(Tokyo) Japan has expanded its commercial whaling to also target fin whales, the second-largest living mammal on the planet, a move criticized by the Australian government on Thursday.
Japan, one of only three countries in the world to hunt whales for commercial purposes, alongside Norway and Iceland, has therefore added the fin whale to its list of targeted cetaceans which already includes the minke whale, the Bryde’s whale and the sei whale.
“Our main justification is that there are sufficient resources” of finned whales, a fisheries agency official told AFP on Thursday of the program to hunt 59 this year.
Fin whales are considered “vulnerable” by the International Union for Conservation of Nature.
Japan’s decision, made official on Wednesday, has alarmed animal rights activists.

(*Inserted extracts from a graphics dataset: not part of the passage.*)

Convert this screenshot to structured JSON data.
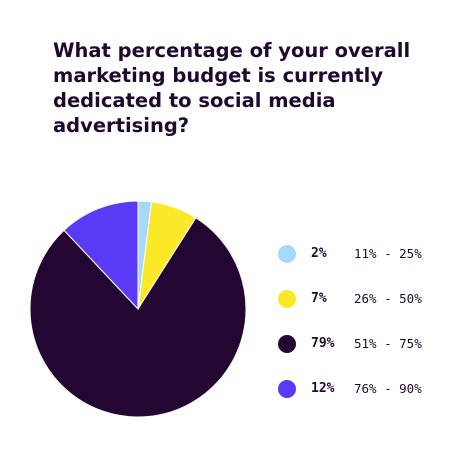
{
  "chart_data": {
    "type": "pie",
    "title": "What percentage of your overall marketing budget is currently dedicated to social media advertising?",
    "slices": [
      {
        "label": "11% - 25%",
        "value": 2,
        "value_label": "2%",
        "color": "#a8d8f8"
      },
      {
        "label": "26% - 50%",
        "value": 7,
        "value_label": "7%",
        "color": "#fbe828"
      },
      {
        "label": "51% - 75%",
        "value": 79,
        "value_label": "79%",
        "color": "#240633"
      },
      {
        "label": "76% - 90%",
        "value": 12,
        "value_label": "12%",
        "color": "#5a3af5"
      }
    ],
    "start_angle_deg": 0,
    "direction": "clockwise",
    "legend_position": "right"
  }
}
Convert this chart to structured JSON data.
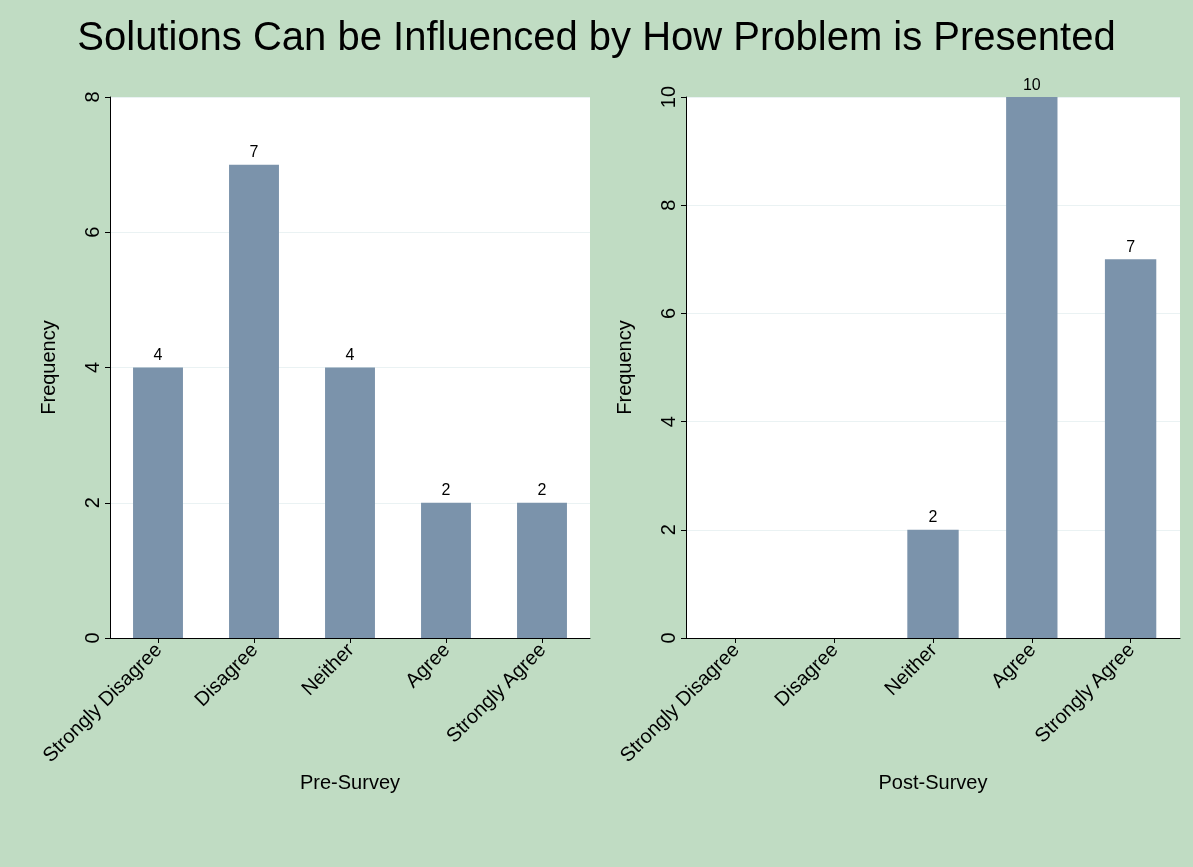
{
  "chart_data": [
    {
      "type": "bar",
      "title": "Solutions Can be Influenced by How Problem is Presented",
      "categories": [
        "Strongly Disagree",
        "Disagree",
        "Neither",
        "Agree",
        "Strongly Agree"
      ],
      "series": [
        {
          "color": "#7b93ab",
          "values": [
            4,
            7,
            4,
            2,
            2
          ]
        }
      ],
      "ylim": [
        0,
        8
      ],
      "yticks": [
        0,
        2,
        4,
        6,
        8
      ],
      "xlabel": "Pre-Survey",
      "ylabel": "Frequency",
      "grid": "y",
      "data_labels": true
    },
    {
      "type": "bar",
      "categories": [
        "Strongly Disagree",
        "Disagree",
        "Neither",
        "Agree",
        "Strongly Agree"
      ],
      "series": [
        {
          "color": "#7b93ab",
          "values": [
            0,
            0,
            2,
            10,
            7
          ],
          "value_labels": [
            null,
            null,
            "2",
            "10",
            "7"
          ]
        }
      ],
      "ylim": [
        0,
        10
      ],
      "yticks": [
        0,
        2,
        4,
        6,
        8,
        10
      ],
      "xlabel": "Post-Survey",
      "ylabel": "Frequency",
      "grid": "y"
    }
  ]
}
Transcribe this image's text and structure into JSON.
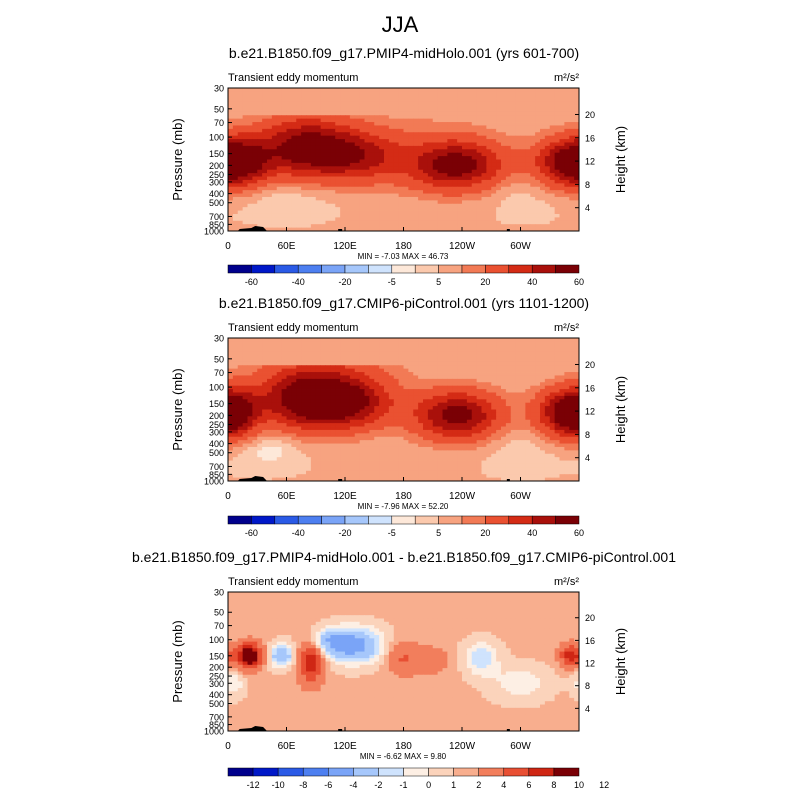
{
  "figure": {
    "title": "JJA"
  },
  "chart_data": [
    {
      "type": "heatmap",
      "title": "b.e21.B1850.f09_g17.PMIP4-midHolo.001 (yrs 601-700)",
      "subtitle": "Transient eddy momentum",
      "units": "m²/s²",
      "ylabel": "Pressure (mb)",
      "ylabel_right": "Height (km)",
      "x_ticks": [
        "0",
        "60E",
        "120E",
        "180",
        "120W",
        "60W"
      ],
      "x_values": [
        0,
        60,
        120,
        180,
        240,
        300
      ],
      "xlim": [
        0,
        360
      ],
      "y_ticks": [
        "30",
        "50",
        "70",
        "100",
        "150",
        "200",
        "250",
        "300",
        "400",
        "500",
        "700",
        "850",
        "1000"
      ],
      "y_values": [
        30,
        50,
        70,
        100,
        150,
        200,
        250,
        300,
        400,
        500,
        700,
        850,
        1000
      ],
      "ylim": [
        1000,
        30
      ],
      "height_ticks": [
        "20",
        "16",
        "12",
        "8",
        "4"
      ],
      "height_values": [
        20,
        16,
        12,
        8,
        4
      ],
      "stats": "MIN = -7.03  MAX = 46.73",
      "min": -7.03,
      "max": 46.73,
      "colorbar_labels": [
        "-60",
        "-40",
        "-20",
        "-5",
        "5",
        "20",
        "40",
        "60"
      ],
      "colorbar_levels": [
        -60,
        -50,
        -40,
        -30,
        -20,
        -10,
        -5,
        -1,
        1,
        5,
        10,
        20,
        30,
        40,
        50,
        60
      ],
      "features": [
        {
          "lon": 80,
          "p": 130,
          "value": 46,
          "dlon": 34,
          "dp": 0.5
        },
        {
          "lon": 135,
          "p": 160,
          "value": 25,
          "dlon": 30,
          "dp": 0.4
        },
        {
          "lon": 12,
          "p": 180,
          "value": 35,
          "dlon": 22,
          "dp": 0.4
        },
        {
          "lon": 235,
          "p": 200,
          "value": 42,
          "dlon": 32,
          "dp": 0.4
        },
        {
          "lon": 350,
          "p": 190,
          "value": 38,
          "dlon": 25,
          "dp": 0.4
        },
        {
          "lon": 190,
          "p": 150,
          "value": 8,
          "dlon": 60,
          "dp": 0.6
        },
        {
          "lon": 60,
          "p": 400,
          "value": -4,
          "dlon": 40,
          "dp": 0.35
        },
        {
          "lon": 300,
          "p": 350,
          "value": -3,
          "dlon": 30,
          "dp": 0.4
        }
      ]
    },
    {
      "type": "heatmap",
      "title": "b.e21.B1850.f09_g17.CMIP6-piControl.001 (yrs 1101-1200)",
      "subtitle": "Transient eddy momentum",
      "units": "m²/s²",
      "ylabel": "Pressure (mb)",
      "ylabel_right": "Height (km)",
      "x_ticks": [
        "0",
        "60E",
        "120E",
        "180",
        "120W",
        "60W"
      ],
      "x_values": [
        0,
        60,
        120,
        180,
        240,
        300
      ],
      "xlim": [
        0,
        360
      ],
      "y_ticks": [
        "30",
        "50",
        "70",
        "100",
        "150",
        "200",
        "250",
        "300",
        "400",
        "500",
        "700",
        "850",
        "1000"
      ],
      "y_values": [
        30,
        50,
        70,
        100,
        150,
        200,
        250,
        300,
        400,
        500,
        700,
        850,
        1000
      ],
      "ylim": [
        1000,
        30
      ],
      "height_ticks": [
        "20",
        "16",
        "12",
        "8",
        "4"
      ],
      "height_values": [
        20,
        16,
        12,
        8,
        4
      ],
      "stats": "MIN =  -7.96  MAX =  52.20",
      "min": -7.96,
      "max": 52.2,
      "colorbar_labels": [
        "-60",
        "-40",
        "-20",
        "-5",
        "5",
        "20",
        "40",
        "60"
      ],
      "colorbar_levels": [
        -60,
        -50,
        -40,
        -30,
        -20,
        -10,
        -5,
        -1,
        1,
        5,
        10,
        20,
        30,
        40,
        50,
        60
      ],
      "features": [
        {
          "lon": 85,
          "p": 135,
          "value": 52,
          "dlon": 36,
          "dp": 0.5
        },
        {
          "lon": 130,
          "p": 150,
          "value": 25,
          "dlon": 30,
          "dp": 0.4
        },
        {
          "lon": 5,
          "p": 190,
          "value": 40,
          "dlon": 18,
          "dp": 0.4
        },
        {
          "lon": 235,
          "p": 200,
          "value": 45,
          "dlon": 30,
          "dp": 0.4
        },
        {
          "lon": 345,
          "p": 190,
          "value": 35,
          "dlon": 22,
          "dp": 0.4
        },
        {
          "lon": 110,
          "p": 70,
          "value": 8,
          "dlon": 50,
          "dp": 0.5
        },
        {
          "lon": 40,
          "p": 400,
          "value": -5,
          "dlon": 30,
          "dp": 0.35
        },
        {
          "lon": 300,
          "p": 400,
          "value": -3,
          "dlon": 30,
          "dp": 0.4
        }
      ]
    },
    {
      "type": "heatmap",
      "title": "b.e21.B1850.f09_g17.PMIP4-midHolo.001 - b.e21.B1850.f09_g17.CMIP6-piControl.001",
      "subtitle": "Transient eddy momentum",
      "units": "m²/s²",
      "ylabel": "Pressure (mb)",
      "ylabel_right": "Height (km)",
      "x_ticks": [
        "0",
        "60E",
        "120E",
        "180",
        "120W",
        "60W"
      ],
      "x_values": [
        0,
        60,
        120,
        180,
        240,
        300
      ],
      "xlim": [
        0,
        360
      ],
      "y_ticks": [
        "30",
        "50",
        "70",
        "100",
        "150",
        "200",
        "250",
        "300",
        "400",
        "500",
        "700",
        "850",
        "1000"
      ],
      "y_values": [
        30,
        50,
        70,
        100,
        150,
        200,
        250,
        300,
        400,
        500,
        700,
        850,
        1000
      ],
      "ylim": [
        1000,
        30
      ],
      "height_ticks": [
        "20",
        "16",
        "12",
        "8",
        "4"
      ],
      "height_values": [
        20,
        16,
        12,
        8,
        4
      ],
      "stats": "MIN =  -6.62  MAX =  9.80",
      "min": -6.62,
      "max": 9.8,
      "colorbar_labels": [
        "-12",
        "-10",
        "-8",
        "-6",
        "-4",
        "-2",
        "-1",
        "0",
        "1",
        "2",
        "4",
        "6",
        "8",
        "10",
        "12"
      ],
      "colorbar_levels": [
        -12,
        -10,
        -8,
        -6,
        -4,
        -2,
        -1,
        0,
        1,
        2,
        4,
        6,
        8,
        10,
        12
      ],
      "features": [
        {
          "lon": 22,
          "p": 150,
          "value": 9.8,
          "dlon": 9,
          "dp": 0.22
        },
        {
          "lon": 55,
          "p": 150,
          "value": -5,
          "dlon": 9,
          "dp": 0.2
        },
        {
          "lon": 85,
          "p": 170,
          "value": 6,
          "dlon": 9,
          "dp": 0.4
        },
        {
          "lon": 128,
          "p": 115,
          "value": -6.6,
          "dlon": 20,
          "dp": 0.3
        },
        {
          "lon": 100,
          "p": 100,
          "value": -3,
          "dlon": 14,
          "dp": 0.2
        },
        {
          "lon": 180,
          "p": 160,
          "value": 3,
          "dlon": 12,
          "dp": 0.3
        },
        {
          "lon": 210,
          "p": 170,
          "value": 2,
          "dlon": 12,
          "dp": 0.25
        },
        {
          "lon": 260,
          "p": 160,
          "value": -3,
          "dlon": 12,
          "dp": 0.3
        },
        {
          "lon": 352,
          "p": 150,
          "value": 6,
          "dlon": 8,
          "dp": 0.2
        },
        {
          "lon": 300,
          "p": 300,
          "value": -2,
          "dlon": 20,
          "dp": 0.3
        },
        {
          "lon": 5,
          "p": 300,
          "value": -2,
          "dlon": 8,
          "dp": 0.25
        }
      ]
    }
  ]
}
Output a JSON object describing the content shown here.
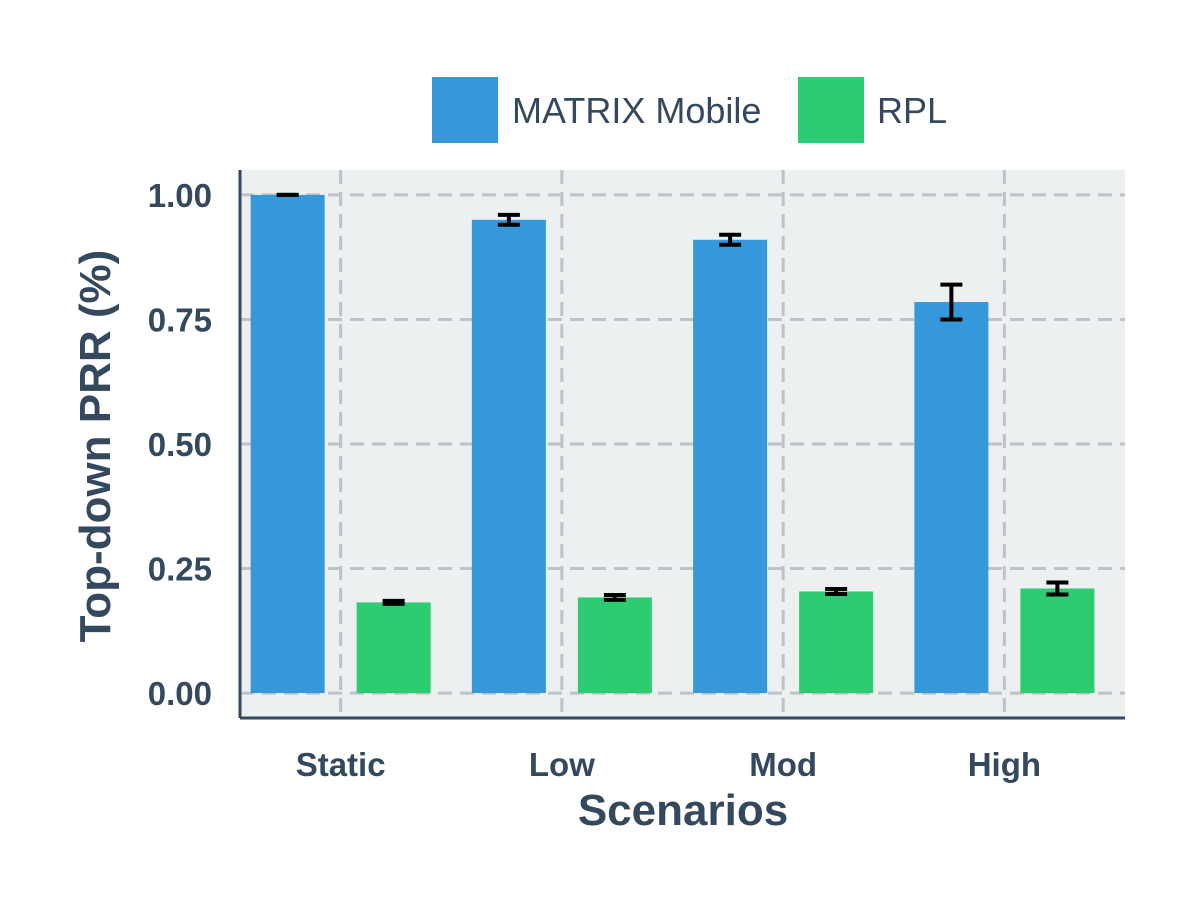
{
  "chart_data": {
    "type": "bar",
    "xlabel": "Scenarios",
    "ylabel": "Top-down PRR (%)",
    "categories": [
      "Static",
      "Low",
      "Mod",
      "High"
    ],
    "ylim": [
      -0.05,
      1.05
    ],
    "yticks": [
      "0.00",
      "0.25",
      "0.50",
      "0.75",
      "1.00"
    ],
    "grid": true,
    "legend_position": "top",
    "series": [
      {
        "name": "MATRIX Mobile",
        "color": "#3498db",
        "values": [
          1.0,
          0.95,
          0.91,
          0.785
        ],
        "errors": [
          0.0,
          0.01,
          0.01,
          0.035
        ]
      },
      {
        "name": "RPL",
        "color": "#2ecc71",
        "values": [
          0.182,
          0.192,
          0.204,
          0.21
        ],
        "errors": [
          0.003,
          0.005,
          0.005,
          0.012
        ]
      }
    ]
  },
  "style": {
    "plot_bg": "#ecf0f1",
    "grid_color": "#bdc3c7",
    "axis_color": "#34495e",
    "error_color": "#000000"
  }
}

Australia is “deeply disappointed,” its Environment Minister Tanya Plibersek said in a statement. “Australia opposes all commercial whaling and urges all countries to end this practice,” she said.
The official announcement comes after prominent anti-whaling activist Paul Watson, 73, was arrested in Greenland last month. The American-Canadian founder of the Sea Shepherd group was remanded in custody on an international arrest warrant issued by Tokyo.
On July 21, the activist was arrested on his ship that had just docked in Nuuk, the capital of Greenland, to refuel in preparation for “intercepting” Japan’s new whaling factory ship in the North Pacific, the Captain Paul Watson Foundation (CPWF) reported at the time. Japan has made a formal request for Watson’s extradition, according to the Danish Justice Ministry.
Japan has hunted whales for centuries, with their meat being a key source of protein in the years following World War II.
After a global moratorium on commercial whaling by the International Whaling Commission (IWC), the country continued to hunt whales for “scientific” purposes, killing hundreds in the Antarctic and the North Pacific.
Widely criticized abroad for this hypocrisy, Japan left the International Whaling Commission (IWC) in 2019 to free itself from the moratorium and resumed openly commercial whaling in its territorial waters and its exclusive economic zone, that is to say its own maritime space.
Japan killed 294 whales last year.
A panel of experts commissioned by the Agriculture Ministry said in June that Japanese fishermen should be allowed to hunt finned whales. Agriculture Minister Tetsushi Sakamoto then described the whales as “an important food resource.”